El mundo es un teatro guiñol
En el capítulo XXVI de la segunda parte del Quijote titulado “Donde se prosigue la graciosa aventura del titiritero, con otras cosas en verdad tanto buenas,” aparece don Quijote como espectador de una obra de teatro guiñol enmarcada en el retablo del maese Pedro.
Afuera de los bastidores del retablo, don Quijote, poco a poco, se va olvidando de su condición de espectador. Dentro del retablo el sueño se va transformando en un espejo de su mundo interior. La novela de Cervantes es también un juego de espejos, un retablo que guarda otro retablo, un texto que se escribe dentro de sí mismo. Los cartapacios aljamiados, donde -de acuerdo con el narrador- están escritas las aventuras del Ingenioso Hidalgo, rebasan el concepto de metaliteratura, para dejarnos imaginar el infinito de las cajitas chinas, un texto escrito dentro de un texto en aljamía; de tal suerte que Cervantes sugiere la posibilidad de que en los mismos cartapacios esté también narrada la aventura de capítulo IX de la primera parte, donde el narrador se va a encontrar en Alcaná de Toledo a un muchacho que está apunto de vender estos cartapacios aljamiados a un sedero. Este juego es interminable, porque en los cartapacios se narra la historia de los mismos cartapacios, donde a su vez, de manera imaginaria, en otro plano, se tiene que volver a narrar la misma la historia y así hasta el infinito.
El retablo del maese Pedro abre también una ventana al infinito, dentro de los bastidores se dibuja otro mundo, una historia dentro otra historia, la posibilidad imaginaria de que exista un retablo dentro del retablo, de que aquello que llamamos realidad esté enmarcado por unos bastidores, de que la muerte sea el retablo de la vida.
La emoción dramática va a surgir cuando el arte teatral consigue que nos veamos reflejados del otro lado del telón, dejamos de ser nosotros mismos porque nos identificamos con uno o más personajes, en ese momento surge la catarsis aristotélica: por un instante sentimos -llenos de emoción- que nuestra vida cabe en un escenario. Cervantes dibuja esta idea de manera virtuosa en la escena del retablo del maese Pedro, donde el teatro guiñol logra su máxima intención: el espectador olvida los límites que marcan los bastidores. El delirio borra las fronteras entre la ficción y la realidad. La realidad puede estar adentro o afuera.
Don Quijote desenvaina su espada, se coloca junto al retablo, y empieza a despedazar a los títeres. Se trata de un intento alucinado por integrar lo que la razón había escindido: la visión delirante de la totalidad, la fantasía como una forma de perderse y encontrarse.

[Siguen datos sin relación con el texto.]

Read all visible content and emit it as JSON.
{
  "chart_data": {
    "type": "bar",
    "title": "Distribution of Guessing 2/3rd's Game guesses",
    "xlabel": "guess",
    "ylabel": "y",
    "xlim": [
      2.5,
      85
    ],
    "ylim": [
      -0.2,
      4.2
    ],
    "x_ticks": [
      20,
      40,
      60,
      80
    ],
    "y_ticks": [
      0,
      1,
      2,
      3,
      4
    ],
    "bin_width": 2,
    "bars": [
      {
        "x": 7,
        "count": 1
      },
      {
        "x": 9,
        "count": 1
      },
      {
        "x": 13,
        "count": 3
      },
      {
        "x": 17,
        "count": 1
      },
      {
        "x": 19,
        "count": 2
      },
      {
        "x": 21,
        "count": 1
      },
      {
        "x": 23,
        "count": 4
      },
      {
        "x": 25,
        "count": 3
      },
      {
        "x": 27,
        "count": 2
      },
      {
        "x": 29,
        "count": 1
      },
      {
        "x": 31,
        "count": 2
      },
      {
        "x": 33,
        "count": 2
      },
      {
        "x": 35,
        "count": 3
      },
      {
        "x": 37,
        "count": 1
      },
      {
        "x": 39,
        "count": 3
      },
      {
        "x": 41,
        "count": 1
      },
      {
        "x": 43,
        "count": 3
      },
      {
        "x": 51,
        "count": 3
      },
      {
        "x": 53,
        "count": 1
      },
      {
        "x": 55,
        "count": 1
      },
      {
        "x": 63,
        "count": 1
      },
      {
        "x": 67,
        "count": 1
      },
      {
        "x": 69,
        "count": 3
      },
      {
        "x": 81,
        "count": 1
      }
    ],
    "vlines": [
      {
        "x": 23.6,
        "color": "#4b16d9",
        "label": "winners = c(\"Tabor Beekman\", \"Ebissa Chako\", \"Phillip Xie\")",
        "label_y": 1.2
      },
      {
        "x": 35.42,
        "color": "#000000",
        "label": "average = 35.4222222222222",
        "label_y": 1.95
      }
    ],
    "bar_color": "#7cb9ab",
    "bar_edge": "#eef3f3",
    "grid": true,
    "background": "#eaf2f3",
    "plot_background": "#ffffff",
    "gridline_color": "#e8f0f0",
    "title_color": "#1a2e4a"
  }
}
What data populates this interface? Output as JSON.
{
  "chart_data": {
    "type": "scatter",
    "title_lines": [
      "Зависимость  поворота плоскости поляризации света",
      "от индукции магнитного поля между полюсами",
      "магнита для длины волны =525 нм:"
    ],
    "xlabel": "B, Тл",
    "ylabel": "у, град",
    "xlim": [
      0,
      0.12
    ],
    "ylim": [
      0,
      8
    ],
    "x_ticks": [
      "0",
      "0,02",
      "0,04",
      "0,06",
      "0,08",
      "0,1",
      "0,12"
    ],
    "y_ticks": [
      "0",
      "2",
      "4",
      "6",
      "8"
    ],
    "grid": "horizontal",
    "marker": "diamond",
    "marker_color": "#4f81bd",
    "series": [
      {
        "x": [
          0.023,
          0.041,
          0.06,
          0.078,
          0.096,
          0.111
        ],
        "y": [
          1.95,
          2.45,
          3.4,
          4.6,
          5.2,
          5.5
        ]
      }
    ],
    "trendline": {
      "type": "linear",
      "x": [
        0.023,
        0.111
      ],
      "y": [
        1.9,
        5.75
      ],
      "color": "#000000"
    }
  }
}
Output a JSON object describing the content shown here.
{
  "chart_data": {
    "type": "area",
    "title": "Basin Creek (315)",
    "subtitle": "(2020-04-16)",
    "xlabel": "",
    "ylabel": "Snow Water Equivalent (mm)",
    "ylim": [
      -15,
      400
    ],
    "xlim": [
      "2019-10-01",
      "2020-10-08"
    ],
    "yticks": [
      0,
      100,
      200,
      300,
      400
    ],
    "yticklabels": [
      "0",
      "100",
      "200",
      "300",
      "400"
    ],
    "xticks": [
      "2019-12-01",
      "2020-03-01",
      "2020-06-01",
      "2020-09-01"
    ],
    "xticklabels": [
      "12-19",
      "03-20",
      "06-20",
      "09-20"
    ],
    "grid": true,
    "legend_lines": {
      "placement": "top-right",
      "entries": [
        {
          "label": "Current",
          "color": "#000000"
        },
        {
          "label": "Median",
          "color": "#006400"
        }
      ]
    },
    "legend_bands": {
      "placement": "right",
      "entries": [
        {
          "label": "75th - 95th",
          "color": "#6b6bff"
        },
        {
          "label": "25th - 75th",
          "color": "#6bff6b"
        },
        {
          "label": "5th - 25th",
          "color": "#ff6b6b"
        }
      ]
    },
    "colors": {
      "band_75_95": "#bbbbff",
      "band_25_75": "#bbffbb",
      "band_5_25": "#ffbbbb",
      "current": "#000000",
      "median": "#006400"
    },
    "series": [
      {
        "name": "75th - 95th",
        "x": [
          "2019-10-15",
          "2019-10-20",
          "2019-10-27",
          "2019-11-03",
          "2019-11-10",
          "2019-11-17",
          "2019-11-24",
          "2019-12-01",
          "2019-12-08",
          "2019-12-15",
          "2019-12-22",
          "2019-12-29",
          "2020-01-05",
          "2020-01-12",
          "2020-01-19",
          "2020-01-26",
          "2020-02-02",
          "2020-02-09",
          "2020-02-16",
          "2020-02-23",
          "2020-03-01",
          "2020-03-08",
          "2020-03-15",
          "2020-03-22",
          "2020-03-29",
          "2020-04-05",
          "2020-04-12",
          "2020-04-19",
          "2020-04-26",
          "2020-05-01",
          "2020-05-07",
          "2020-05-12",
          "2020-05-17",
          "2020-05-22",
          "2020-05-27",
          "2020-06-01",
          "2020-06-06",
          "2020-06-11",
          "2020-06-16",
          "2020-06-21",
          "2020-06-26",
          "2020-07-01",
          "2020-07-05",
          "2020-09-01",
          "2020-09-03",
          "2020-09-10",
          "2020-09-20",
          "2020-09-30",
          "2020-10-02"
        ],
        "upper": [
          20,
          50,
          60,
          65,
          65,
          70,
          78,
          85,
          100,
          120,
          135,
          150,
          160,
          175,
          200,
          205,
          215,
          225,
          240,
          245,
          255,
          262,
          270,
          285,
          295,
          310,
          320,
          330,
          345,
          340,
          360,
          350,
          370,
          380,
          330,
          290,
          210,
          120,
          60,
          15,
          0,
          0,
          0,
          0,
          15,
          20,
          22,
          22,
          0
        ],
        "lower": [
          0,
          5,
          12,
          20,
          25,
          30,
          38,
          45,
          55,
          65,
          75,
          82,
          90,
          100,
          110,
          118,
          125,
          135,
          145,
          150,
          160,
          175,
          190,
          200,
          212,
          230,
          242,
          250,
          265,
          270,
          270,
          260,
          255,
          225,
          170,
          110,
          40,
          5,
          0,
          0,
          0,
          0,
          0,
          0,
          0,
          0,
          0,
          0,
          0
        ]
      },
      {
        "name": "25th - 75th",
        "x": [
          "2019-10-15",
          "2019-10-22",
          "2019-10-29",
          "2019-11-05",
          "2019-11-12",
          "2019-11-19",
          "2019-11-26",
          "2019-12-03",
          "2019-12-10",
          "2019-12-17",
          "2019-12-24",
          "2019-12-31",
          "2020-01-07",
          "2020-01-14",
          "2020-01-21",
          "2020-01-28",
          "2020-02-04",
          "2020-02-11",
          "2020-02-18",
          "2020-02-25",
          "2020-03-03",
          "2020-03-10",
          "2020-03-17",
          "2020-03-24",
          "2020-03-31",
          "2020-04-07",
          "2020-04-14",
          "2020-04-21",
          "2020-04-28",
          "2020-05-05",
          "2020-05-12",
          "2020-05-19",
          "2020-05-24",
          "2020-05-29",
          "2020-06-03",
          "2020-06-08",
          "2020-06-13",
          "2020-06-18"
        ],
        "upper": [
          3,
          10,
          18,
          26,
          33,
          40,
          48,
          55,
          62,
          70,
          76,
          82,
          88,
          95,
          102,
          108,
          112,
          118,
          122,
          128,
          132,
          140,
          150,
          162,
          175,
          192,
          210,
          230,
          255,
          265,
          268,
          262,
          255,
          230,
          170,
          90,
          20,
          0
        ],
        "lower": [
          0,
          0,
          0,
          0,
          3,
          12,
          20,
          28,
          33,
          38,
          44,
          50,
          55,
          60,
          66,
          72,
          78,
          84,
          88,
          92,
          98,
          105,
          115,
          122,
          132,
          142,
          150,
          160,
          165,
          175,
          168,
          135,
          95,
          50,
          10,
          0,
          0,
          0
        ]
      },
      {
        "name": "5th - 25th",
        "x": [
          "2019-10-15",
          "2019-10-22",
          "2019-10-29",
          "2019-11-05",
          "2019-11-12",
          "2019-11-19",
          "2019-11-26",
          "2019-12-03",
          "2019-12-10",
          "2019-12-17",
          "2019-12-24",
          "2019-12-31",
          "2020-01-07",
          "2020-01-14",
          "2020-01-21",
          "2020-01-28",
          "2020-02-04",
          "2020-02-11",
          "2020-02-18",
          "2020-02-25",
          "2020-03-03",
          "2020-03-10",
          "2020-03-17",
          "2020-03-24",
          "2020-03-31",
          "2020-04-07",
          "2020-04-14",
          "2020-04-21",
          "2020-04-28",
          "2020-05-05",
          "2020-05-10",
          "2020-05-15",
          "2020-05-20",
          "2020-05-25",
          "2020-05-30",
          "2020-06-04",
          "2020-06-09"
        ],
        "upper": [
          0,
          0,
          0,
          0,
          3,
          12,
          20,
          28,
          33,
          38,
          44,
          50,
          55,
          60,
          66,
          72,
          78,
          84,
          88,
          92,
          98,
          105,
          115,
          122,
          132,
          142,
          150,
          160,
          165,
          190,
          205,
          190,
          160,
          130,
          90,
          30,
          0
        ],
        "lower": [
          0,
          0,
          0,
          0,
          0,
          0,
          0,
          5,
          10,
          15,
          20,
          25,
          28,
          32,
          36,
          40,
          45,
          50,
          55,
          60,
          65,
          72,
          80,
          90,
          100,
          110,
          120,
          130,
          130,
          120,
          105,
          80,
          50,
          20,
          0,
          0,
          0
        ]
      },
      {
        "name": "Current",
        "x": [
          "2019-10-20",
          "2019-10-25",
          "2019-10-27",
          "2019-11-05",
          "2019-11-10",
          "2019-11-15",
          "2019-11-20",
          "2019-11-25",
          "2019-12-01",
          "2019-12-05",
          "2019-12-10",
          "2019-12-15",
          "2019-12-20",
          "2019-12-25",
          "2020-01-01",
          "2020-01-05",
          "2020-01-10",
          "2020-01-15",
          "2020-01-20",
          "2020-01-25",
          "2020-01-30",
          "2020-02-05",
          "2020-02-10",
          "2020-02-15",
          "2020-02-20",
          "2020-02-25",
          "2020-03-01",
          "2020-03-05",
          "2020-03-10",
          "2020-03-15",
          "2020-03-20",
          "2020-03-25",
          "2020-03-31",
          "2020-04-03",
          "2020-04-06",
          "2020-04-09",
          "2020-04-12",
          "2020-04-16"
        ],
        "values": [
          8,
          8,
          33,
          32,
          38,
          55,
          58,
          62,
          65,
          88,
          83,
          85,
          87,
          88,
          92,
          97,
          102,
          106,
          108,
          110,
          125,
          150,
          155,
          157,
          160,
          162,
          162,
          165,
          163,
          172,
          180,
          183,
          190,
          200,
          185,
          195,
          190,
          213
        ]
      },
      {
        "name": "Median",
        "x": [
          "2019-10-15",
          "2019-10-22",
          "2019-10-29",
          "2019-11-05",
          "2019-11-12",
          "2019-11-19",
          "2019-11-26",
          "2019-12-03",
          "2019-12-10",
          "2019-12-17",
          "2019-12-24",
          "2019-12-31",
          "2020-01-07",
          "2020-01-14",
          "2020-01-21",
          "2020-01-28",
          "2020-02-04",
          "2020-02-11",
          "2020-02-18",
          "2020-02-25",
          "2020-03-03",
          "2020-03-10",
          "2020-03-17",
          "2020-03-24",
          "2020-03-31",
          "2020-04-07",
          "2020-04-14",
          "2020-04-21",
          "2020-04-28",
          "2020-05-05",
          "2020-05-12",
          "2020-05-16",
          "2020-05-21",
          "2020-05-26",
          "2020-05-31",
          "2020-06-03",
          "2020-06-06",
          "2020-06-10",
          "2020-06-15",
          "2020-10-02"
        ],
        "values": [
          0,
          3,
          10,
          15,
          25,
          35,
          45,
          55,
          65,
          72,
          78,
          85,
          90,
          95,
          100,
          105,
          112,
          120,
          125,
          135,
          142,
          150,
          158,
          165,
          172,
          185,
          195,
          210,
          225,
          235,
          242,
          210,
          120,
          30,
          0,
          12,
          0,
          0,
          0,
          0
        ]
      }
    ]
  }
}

Lo que don Quijote nos quiere decir en el capítulo XXVI es que la imaginación está más viva que la realidad, y que las marionetas son tan reales como la piel.
A lo largo de su camino, el Ingenioso Hidalgo intenta transformar el mundo en un teatro, pero, además, cuando llega la escena de los títeres, intenta transformar el teatro en un mundo.
Dentro del retablo del maese Pedro el mundo es un teatro guiñol.